Le roi ayant entendu l’histoire du marchand et de ses deux enfants, ordonna de nouveau de reconduire le jeune esclave en prison, et dit au visir qu’il examinerait encore le lendemain cette affaire, et que ce retard n’empêcherait pas le coupable d’expier, par sa mort, le crime qu’il avait commis.

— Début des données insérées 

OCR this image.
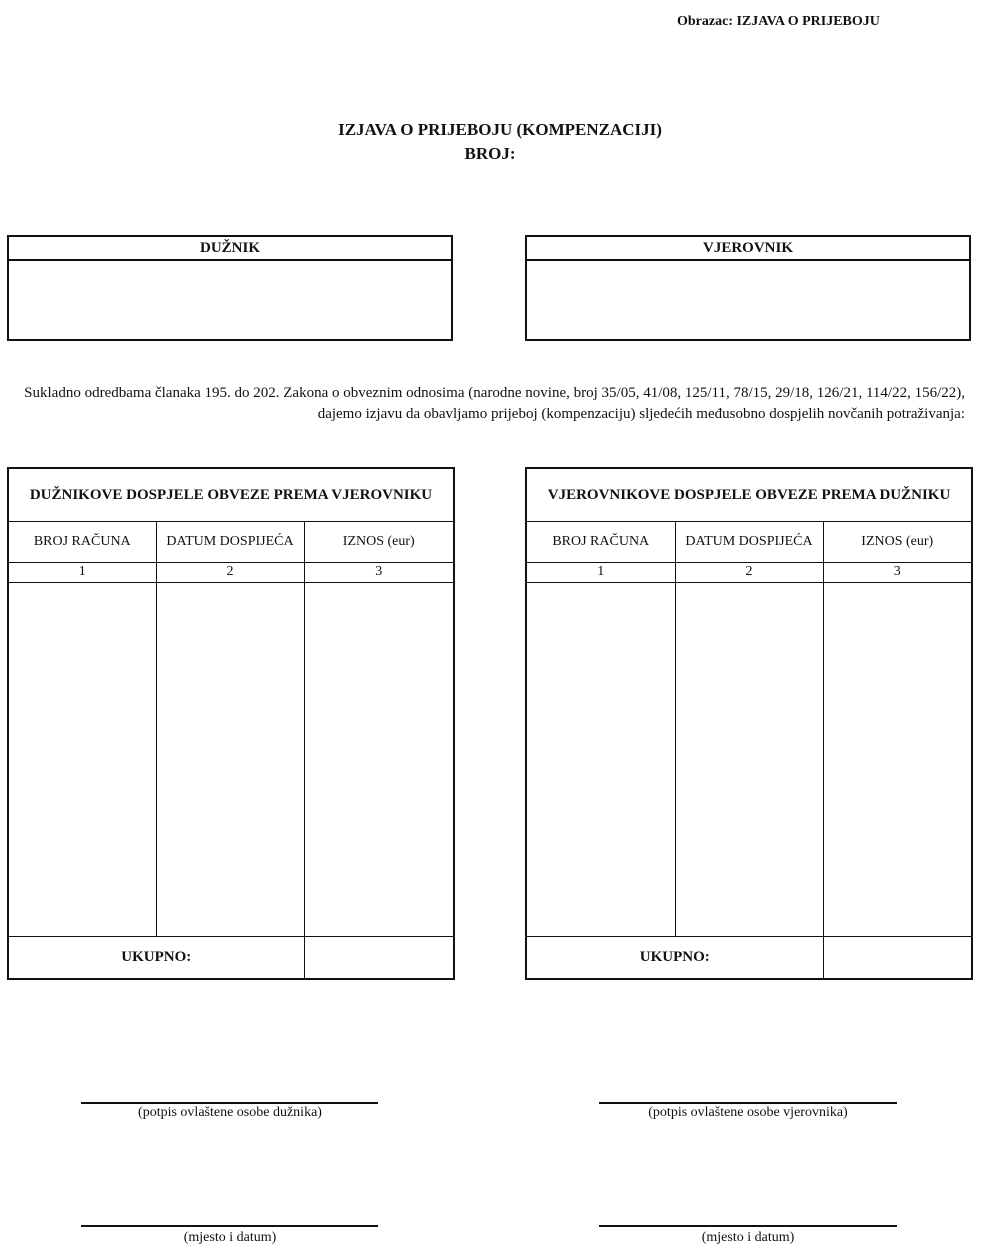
Obrazac: IZJAVA O PRIJEBOJU
IZJAVA O PRIJEBOJU (KOMPENZACIJI)
BROJ:
DUŽNIK	VJEROVNIK
Sukladno odredbama članaka 195. do 202. Zakona o obveznim odnosima (narodne novine, broj 35/05, 41/08, 125/11, 78/15, 29/18, 126/21, 114/22, 156/22), dajemo izjavu da obavljamo prijeboj (kompenzaciju) sljedećih međusobno dospjelih novčanih potraživanja:
DUŽNIKOVE DOSPJELE OBVEZE PREMA VJEROVNIKU		
BROJ RAČUNA	DATUM DOSPIJEĆA	IZNOS (eur)
1	2	3

UKUPNO:		
VJEROVNIKOVE DOSPJELE OBVEZE PREMA DUŽNIKU		
BROJ RAČUNA	DATUM DOSPIJEĆA	IZNOS (eur)
1	2	3

UKUPNO:		
(potpis ovlaštene osobe dužnika)	(potpis ovlaštene osobe vjerovnika)
(mjesto i datum)	(mjesto i datum)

Le lendemain, qui était le troisième jour de la détention du jeune prince, le troisième visir se présenta devant le roi, et lui dit : « Ô Roi, ne perdez pas de vue l’affaire de votre jeune intendant, et ne différez pas davantage le châtiment qu’il a mérité ! Son audace est connue de tous vos sujets, et l’on attend impatiemment sa punition. Faites-le périr au plutôt, afin que l’on cesse de parler de cette affaire, et qu’on ne dise pas que le roi a trouvé un jeune homme dans l’appartement de la reine, et lui a pardonné un crime qui ne méritait pas de pardon. » Le roi, piqué de ces paroles, ordonna qu’on fit venir le jeune intendant chargé de chaînes, et lui dit : « Malheureux, tu as compromis mon honneur ; tu as porté atteinte à la réputation de la reine : il faut que je te fasse ôter la vie. »

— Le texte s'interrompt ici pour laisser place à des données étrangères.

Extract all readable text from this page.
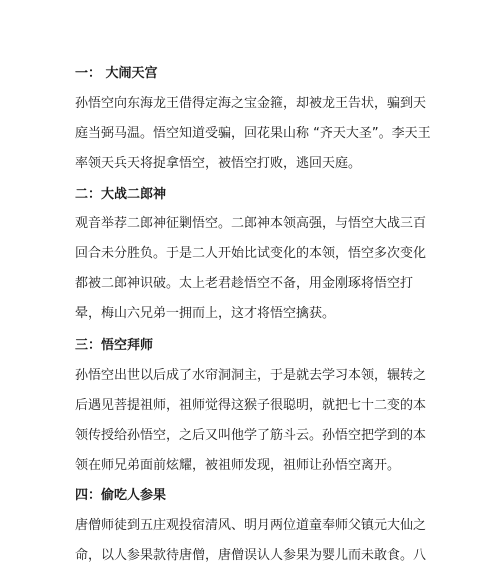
一： 大闹天宫
孙悟空向东海龙王借得定海之宝金箍，却被龙王告状，骗到天
庭当弼马温。悟空知道受骗，回花果山称 “齐天大圣”。李天王
率领天兵天将捉拿悟空，被悟空打败，逃回天庭。
二：大战二郎神
观音举荐二郎神征剿悟空。二郎神本领高强，与悟空大战三百
回合未分胜负。于是二人开始比试变化的本领，悟空多次变化
都被二郎神识破。太上老君趁悟空不备，用金刚琢将悟空打
晕，梅山六兄弟一拥而上，这才将悟空擒获。
三：悟空拜师
孙悟空出世以后成了水帘洞洞主，于是就去学习本领，辗转之
后遇见菩提祖师，祖师觉得这猴子很聪明，就把七十二变的本
领传授给孙悟空，之后又叫他学了筋斗云。孙悟空把学到的本
领在师兄弟面前炫耀，被祖师发现，祖师让孙悟空离开。
四：偷吃人参果
唐僧师徒到五庄观投宿清风、明月两位道童奉师父镇元大仙之
命，以人参果款待唐僧，唐僧误认人参果为婴儿而未敢食。八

« Ô Roi, reprit le jeune homme, attendez encore un peu pour venger l’injure que vous croyez avoir reçue ! La patience est toujours utile, et souvent nécessaire. Elle adoucit les maux, et procure quelquefois les plus grands avantages. Dieu ne manque jamais de récompenser la patience : c’est elle qui a tiré Abousaber du fond d’un puits pour le faire monter sur le trône. »
« Quel était cet Abousaber, reprit vivement le roi ? Raconte-moi son histoire. »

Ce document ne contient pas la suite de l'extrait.